Serving Gifted Students from Special Populations
Interventions That Work With Special Populations in Gifted Education
By Ariel Baska and Joyce VanTassel-Baska, Ed.D.
(Prufrock Press, 2018 – Learn more)
Reviewed by Pamela Shaw
Interventions That Work With Special Populations in Gifted Education is a practical guide for anyone who works with students from special populations, including students living in poverty, English language learners, and twice-exceptional students.
Because students who face multiple challenges are frequently under-identified as gifted and therefore underserved, it is important for educators who work with special populations (which is most of us) to be informed about what to look for and how to help these kids.
Ariel Baska, a Latin teacher, and Dr. Joyce VanTassel-Baska, a nationally known expert in gifted education, collaborated in a case study of ten successful gifted students from special populations. These students’ stories form the basis for many of the strategies suggested in the book.
Complex case studies
The case studies of each student in Part I introduce the reader to some of the various characteristics that educators might see and look for in students from special populations. The students featured display complex profiles with combinations of challenges such as autism, hearing impairment, learning disabilities, depression, poverty, cultural differences, and English as a second language.
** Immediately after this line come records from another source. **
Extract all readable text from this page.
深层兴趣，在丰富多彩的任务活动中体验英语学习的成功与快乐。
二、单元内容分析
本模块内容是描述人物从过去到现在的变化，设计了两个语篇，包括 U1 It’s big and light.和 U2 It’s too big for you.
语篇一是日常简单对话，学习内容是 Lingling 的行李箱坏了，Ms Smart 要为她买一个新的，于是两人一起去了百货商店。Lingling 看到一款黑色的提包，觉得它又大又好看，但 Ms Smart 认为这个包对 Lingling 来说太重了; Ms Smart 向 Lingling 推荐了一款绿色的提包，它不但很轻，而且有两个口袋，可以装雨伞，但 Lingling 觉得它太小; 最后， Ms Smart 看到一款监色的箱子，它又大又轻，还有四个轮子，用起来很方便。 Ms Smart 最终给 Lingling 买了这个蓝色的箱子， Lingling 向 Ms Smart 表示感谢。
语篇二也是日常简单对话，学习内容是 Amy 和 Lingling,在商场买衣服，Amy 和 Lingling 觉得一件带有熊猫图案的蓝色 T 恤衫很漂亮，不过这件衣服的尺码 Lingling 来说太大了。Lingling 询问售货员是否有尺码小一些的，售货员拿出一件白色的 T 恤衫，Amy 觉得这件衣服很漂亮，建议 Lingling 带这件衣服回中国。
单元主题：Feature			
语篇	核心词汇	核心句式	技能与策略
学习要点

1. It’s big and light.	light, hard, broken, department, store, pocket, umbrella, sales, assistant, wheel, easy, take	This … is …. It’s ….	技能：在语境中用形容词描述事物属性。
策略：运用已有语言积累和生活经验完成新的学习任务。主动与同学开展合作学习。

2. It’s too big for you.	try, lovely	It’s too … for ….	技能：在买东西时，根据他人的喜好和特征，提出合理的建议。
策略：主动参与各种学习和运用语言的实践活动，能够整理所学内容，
The case studies serve a dual purpose. Not only do they provide educators with real-life examples of how gifted students from special populations might present in the classroom, they also focus on what helped these students succeed. The strategies most commonly cited by the students as most helpful are the focus of the rest of the book.
Class and school based interventions
Both academic and affective interventions are suggested in Part II: What Interventions Work With Special Populations? The school-based interventions highlighted include acceleration in areas of strength, the importance of relationships with teachers, mentorship opportunities, and career exploration. Effective classroom-based interventions include problem-based learning, literature webs, higher level thinking, creativity, and the arts.
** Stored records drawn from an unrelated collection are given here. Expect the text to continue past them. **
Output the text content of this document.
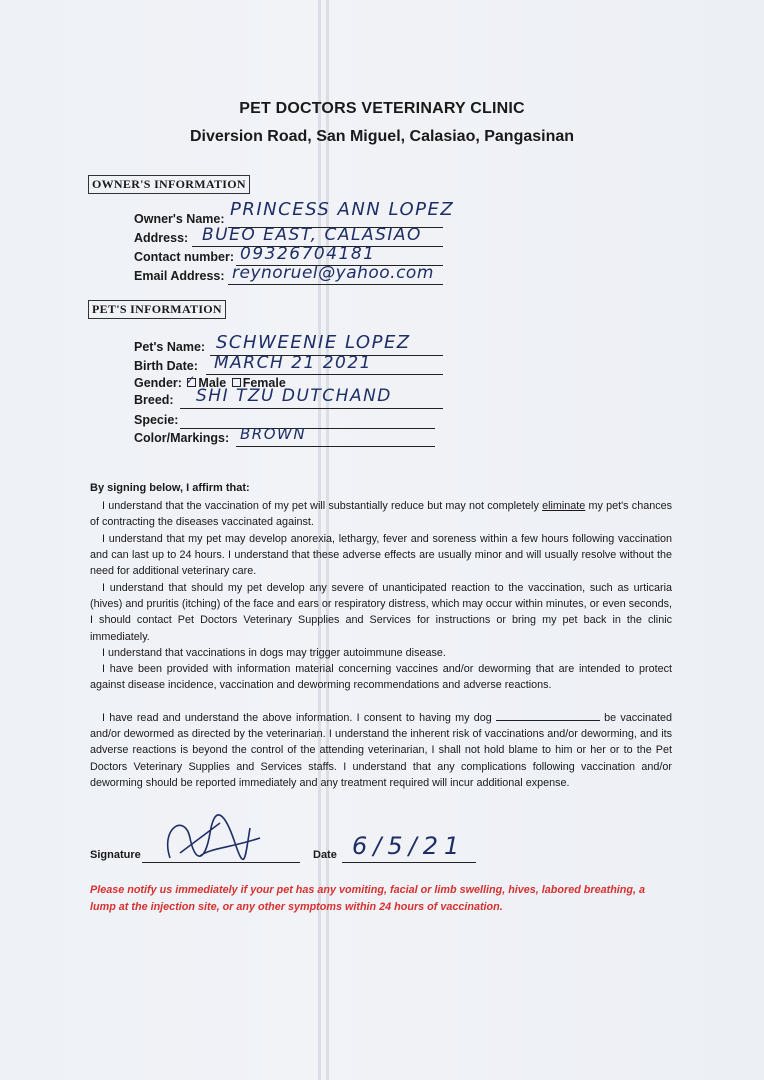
PET DOCTORS VETERINARY CLINIC
Diversion Road, San Miguel, Calasiao, Pangasinan
OWNER'S INFORMATION
Owner's Name: PRINCESS ANN LOPEZ
Address: BUEO EAST, CALASIAO
Contact number: 09326704181
Email Address: reynoruel@yahoo.com
PET'S INFORMATION
Pet's Name: SCHWEENIE LOPEZ
Birth Date: MARCH 21 2021
Gender: ✓ Male Female
Breed: SHI TZU DUTCHAND
Specie:
Color/Markings: BROWN
By signing below, I affirm that:
I understand that the vaccination of my pet will substantially reduce but may not completely eliminate my pet's chances of contracting the diseases vaccinated against.
I understand that my pet may develop anorexia, lethargy, fever and soreness within a few hours following vaccination and can last up to 24 hours. I understand that these adverse effects are usually minor and will usually resolve without the need for additional veterinary care.
I understand that should my pet develop any severe of unanticipated reaction to the vaccination, such as urticaria (hives) and pruritis (itching) of the face and ears or respiratory distress, which may occur within minutes, or even seconds, I should contact Pet Doctors Veterinary Supplies and Services for instructions or bring my pet back in the clinic immediately.
I understand that vaccinations in dogs may trigger autoimmune disease.
I have been provided with information material concerning vaccines and/or deworming that are intended to protect against disease incidence, vaccination and deworming recommendations and adverse reactions.
I have read and understand the above information. I consent to having my dog	be vaccinated and/or dewormed as directed by the veterinarian. I understand the inherent risk of vaccinations and/or deworming, and its adverse reactions is beyond the control of the attending veterinarian, I shall not hold blame to him or her or to the Pet Doctors Veterinary Supplies and Services staffs. I understand that any complications following vaccination and/or deworming should be reported immediately and any treatment required will incur additional expense.
Signature	Date 6/5/21
Please notify us immediately if your pet has any vomiting, facial or limb swelling, hives, labored breathing, a lump at the injection site, or any other symptoms within 24 hours of vaccination.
Sample lesson plans are provided to assist teachers in implementing these strategies in their classrooms. Part II concludes with a section on various activities that teachers can use to help meet the affective needs of gifted students from special populations.
Spotlighting school-wide support structures
The importance of having school-wide support structures is emphasized in Part III. Administrators would find this section particularly helpful, as guidance is provided about what is needed to develop support structures for special populations. In addition to school-wide support, suggestions are also made for teachers based on what the students in the case study found to be the most important characteristics of the teachers who helped them succeed.
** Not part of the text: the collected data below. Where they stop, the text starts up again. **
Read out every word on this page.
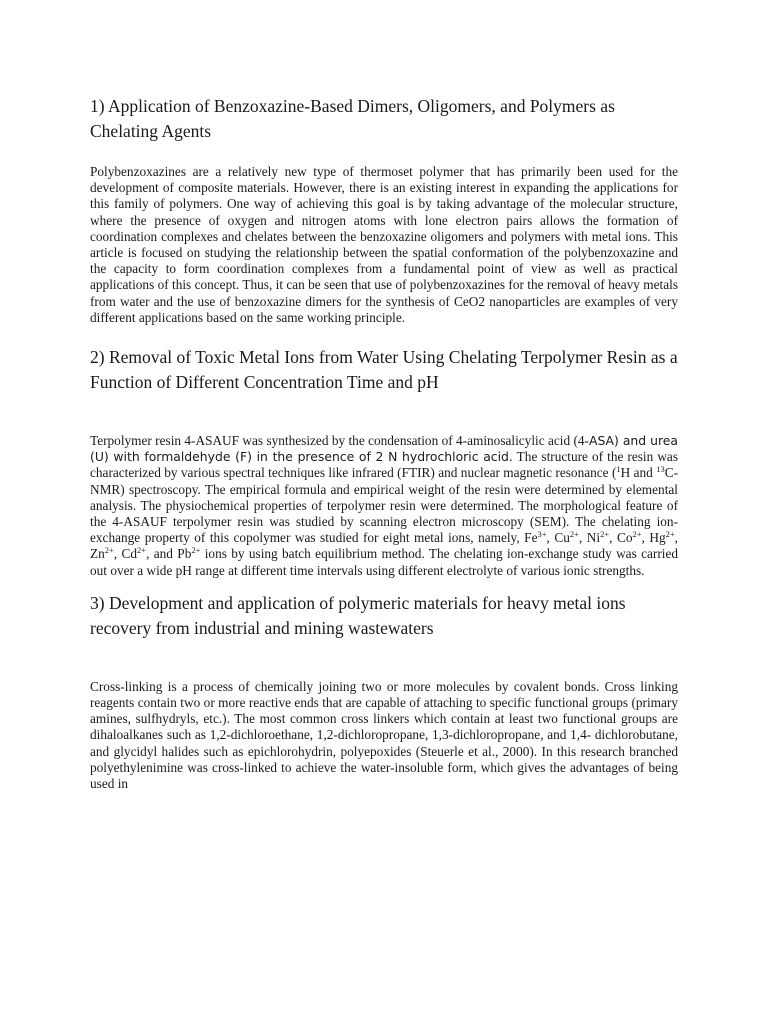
1) Application of Benzoxazine-Based Dimers, Oligomers, and Polymers as Chelating Agents

Polybenzoxazines are a relatively new type of thermoset polymer that has primarily been used for the development of composite materials. However, there is an existing interest in expanding the applications for this family of polymers. One way of achieving this goal is by taking advantage of the molecular structure, where the presence of oxygen and nitrogen atoms with lone electron pairs allows the formation of coordination complexes and chelates between the benzoxazine oligomers and polymers with metal ions. This article is focused on studying the relationship between the spatial conformation of the polybenzoxazine and the capacity to form coordination complexes from a fundamental point of view as well as practical applications of this concept. Thus, it can be seen that use of polybenzoxazines for the removal of heavy metals from water and the use of benzoxazine dimers for the synthesis of CeO2 nanoparticles are examples of very different applications based on the same working principle.

2) Removal of Toxic Metal Ions from Water Using Chelating Terpolymer Resin as a Function of Different Concentration Time and pH

Terpolymer resin 4-ASAUF was synthesized by the condensation of 4-aminosalicylic acid (4-ASA) and urea (U) with formaldehyde (F) in the presence of 2 N hydrochloric acid. The structure of the resin was characterized by various spectral techniques like infrared (FTIR) and nuclear magnetic resonance ($^1$H and $^{13}$C-NMR) spectroscopy. The empirical formula and empirical weight of the resin were determined by elemental analysis. The physiochemical properties of terpolymer resin were determined. The morphological feature of the 4-ASAUF terpolymer resin was studied by scanning electron microscopy (SEM). The chelating ion-exchange property of this copolymer was studied for eight metal ions, namely, $Fe^{3+}$, $Cu^{2+}$, $Ni^{2+}$, $Co^{2+}$, $Hg^{2+}$, $Zn^{2+}$, $Cd^{2+}$, and $Pb^{2+}$ ions by using batch equilibrium method. The chelating ion-exchange study was carried out over a wide pH range at different time intervals using different electrolyte of various ionic strengths.

3) Development and application of polymeric materials for heavy metal ions recovery from industrial and mining wastewaters

Cross-linking is a process of chemically joining two or more molecules by covalent bonds. Cross linking reagents contain two or more reactive ends that are capable of attaching to specific functional groups (primary amines, sulfhydryls, etc.). The most common cross linkers which contain at least two functional groups are dihaloalkanes such as 1,2-dichloroethane, 1,2-dichloropropane, 1,3-dichloropropane, and 1,4- dichlorobutane, and glycidyl halides such as epichlorohydrin, polyepoxides (Steuerle et al., 2000). In this research branched polyethylenimine was cross-linked to achieve the water-insoluble form, which gives the advantages of being used in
A recurring theme in the case studies and suggested interventions is the importance of remaining flexible. The needs of gifted students from special populations are so varied and diverse, and sometimes almost contradictory, and flexibility in identification, differentiation, acceleration, scheduling, and classroom environment are all necessary to facilitate these students’ success.
The authors also provide excellent resources throughout the book. Over a dozen model lessons designed to facilitate student success can be used and adapted by classroom teachers. The appendices include tools such as a student survey and an independent study contract. There is an informative, reproducible, myth-busting guide, “Common Misconceptions About Gifted Learners With Special Needs,” that can be shared with teachers, administrators, and other key personnel. The authors provide this tool to help adults become better advocates for these students’ needs.
A key takeaway from this book is the need to identify and serve this fragile population of students for whom school can often be a barrier to success. It is crucial for general educators and administrators to understand how to best serve the needs of gifted students from special populations so that all students are given the opportunity to succeed.
Pamela Shaw (@PamShaw23) has multiple part-time jobs which allow her the flexibility to manage the ups and downs that come with parenting two twice exceptional kids. She is a substitute teacher, homebound tutor, private music teacher, virtual school teacher, and online course reviewer. She is on the board of the Chicago Gifted Community Center and has also served on the Illinois State Board of Education’s Gifted Advisory Council. Currently, she is working toward a M.Ed. with an emphasis on gifted education through the University of Missouri’s online program.